Funding source: 2013–16, Australian Research Council
This project aims to explore the role of architecture in configuring, influencing and expressing the ideas and ideals of contemporary experimental science. The project has established a novel methodology that combines critical and theoretical tools with analysis of three-dimensional graphics to enable exploration of the architecture of biomedical sciences.
The project has thus far produced the journal article Exaptive Translations between Biology and Architecture in ARQ: Architectural Research Quarterly, 18(2), as well as two book chapters, 'Amorphous Continua' in Andrej Radman and Heidi Sohn’s edited volume Critical and Clinical Cartographies: Architecture, Robotics, Medicine, Philosophy published by Edinburgh University Press and 'Laboratory architecture and the deep membrane of science' in Katie Lloyd Thomas, Tilo Amhoff and Nick Beech’s edited volume Industries of Architecture, published by Routledge.
Funding source: 2012–16, Australian Research Council
Researcher: Professor Andrew Leach
This recently completed project reviewed the rapid growth of the Gold Coast since the 1960s, the forces that shaped it, the diminishing status of architectural ideas in the city, and the absence of architectural theory within that rapid growth.
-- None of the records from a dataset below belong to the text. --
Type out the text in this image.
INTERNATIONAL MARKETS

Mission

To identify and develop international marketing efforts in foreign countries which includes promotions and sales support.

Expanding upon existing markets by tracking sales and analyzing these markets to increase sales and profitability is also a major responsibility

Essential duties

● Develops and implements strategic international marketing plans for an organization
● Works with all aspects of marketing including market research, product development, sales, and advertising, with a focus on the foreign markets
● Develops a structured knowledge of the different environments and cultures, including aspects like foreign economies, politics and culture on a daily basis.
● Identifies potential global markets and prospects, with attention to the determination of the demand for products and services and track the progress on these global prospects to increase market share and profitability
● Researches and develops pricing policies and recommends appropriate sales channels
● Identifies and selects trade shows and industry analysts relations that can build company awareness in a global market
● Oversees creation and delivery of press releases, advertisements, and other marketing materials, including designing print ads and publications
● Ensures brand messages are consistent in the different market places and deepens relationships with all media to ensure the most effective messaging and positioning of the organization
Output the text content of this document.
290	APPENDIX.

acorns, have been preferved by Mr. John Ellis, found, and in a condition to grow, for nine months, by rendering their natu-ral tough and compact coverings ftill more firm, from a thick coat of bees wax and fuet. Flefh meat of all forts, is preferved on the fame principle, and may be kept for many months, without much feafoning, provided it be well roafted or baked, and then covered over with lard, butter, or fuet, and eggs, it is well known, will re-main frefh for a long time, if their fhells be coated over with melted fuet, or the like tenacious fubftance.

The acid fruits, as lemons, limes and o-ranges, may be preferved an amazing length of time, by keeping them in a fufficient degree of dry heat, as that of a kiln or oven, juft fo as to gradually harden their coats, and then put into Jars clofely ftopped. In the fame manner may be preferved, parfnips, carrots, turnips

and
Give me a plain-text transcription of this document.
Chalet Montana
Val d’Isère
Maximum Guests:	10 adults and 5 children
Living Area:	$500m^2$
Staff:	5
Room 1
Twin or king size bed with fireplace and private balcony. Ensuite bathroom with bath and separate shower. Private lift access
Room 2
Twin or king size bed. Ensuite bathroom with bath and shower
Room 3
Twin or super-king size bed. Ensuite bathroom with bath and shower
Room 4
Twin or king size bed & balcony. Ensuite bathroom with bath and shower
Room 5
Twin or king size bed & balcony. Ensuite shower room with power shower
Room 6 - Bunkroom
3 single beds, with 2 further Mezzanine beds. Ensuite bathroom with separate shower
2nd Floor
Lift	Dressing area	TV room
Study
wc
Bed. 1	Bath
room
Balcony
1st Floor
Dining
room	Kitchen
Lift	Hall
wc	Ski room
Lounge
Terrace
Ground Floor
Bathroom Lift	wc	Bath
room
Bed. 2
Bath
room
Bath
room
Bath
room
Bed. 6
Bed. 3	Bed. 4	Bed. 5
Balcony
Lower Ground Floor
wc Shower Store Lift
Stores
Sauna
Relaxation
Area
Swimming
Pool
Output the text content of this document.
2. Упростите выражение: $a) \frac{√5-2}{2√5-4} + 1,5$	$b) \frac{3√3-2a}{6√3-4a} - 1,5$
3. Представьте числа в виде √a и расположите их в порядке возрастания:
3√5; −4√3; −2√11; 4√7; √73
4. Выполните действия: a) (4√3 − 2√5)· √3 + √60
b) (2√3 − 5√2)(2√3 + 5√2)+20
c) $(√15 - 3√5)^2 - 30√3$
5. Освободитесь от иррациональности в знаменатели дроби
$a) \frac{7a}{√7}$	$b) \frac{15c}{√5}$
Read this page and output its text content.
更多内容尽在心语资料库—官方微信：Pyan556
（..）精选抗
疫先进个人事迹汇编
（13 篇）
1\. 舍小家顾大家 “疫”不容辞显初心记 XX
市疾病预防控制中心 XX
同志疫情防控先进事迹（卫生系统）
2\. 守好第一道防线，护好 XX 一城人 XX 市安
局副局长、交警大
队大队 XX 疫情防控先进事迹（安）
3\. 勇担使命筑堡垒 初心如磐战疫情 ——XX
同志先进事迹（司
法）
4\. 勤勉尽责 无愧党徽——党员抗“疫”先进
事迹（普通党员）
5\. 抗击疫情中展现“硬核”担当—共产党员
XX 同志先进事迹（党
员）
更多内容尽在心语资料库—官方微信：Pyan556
Two major books will result from this research: an architectural history of a city that appears to set architecture aside, and an intellectual history of architectural theory since the 1960s. It has resulted in a number of new publications on the subject, including the report GC30+, the edited volume Off the Plan (CSIRO, 2016) and the forthcoming volume Gold Coast: City and Architecture (Lund Humphries, 2018).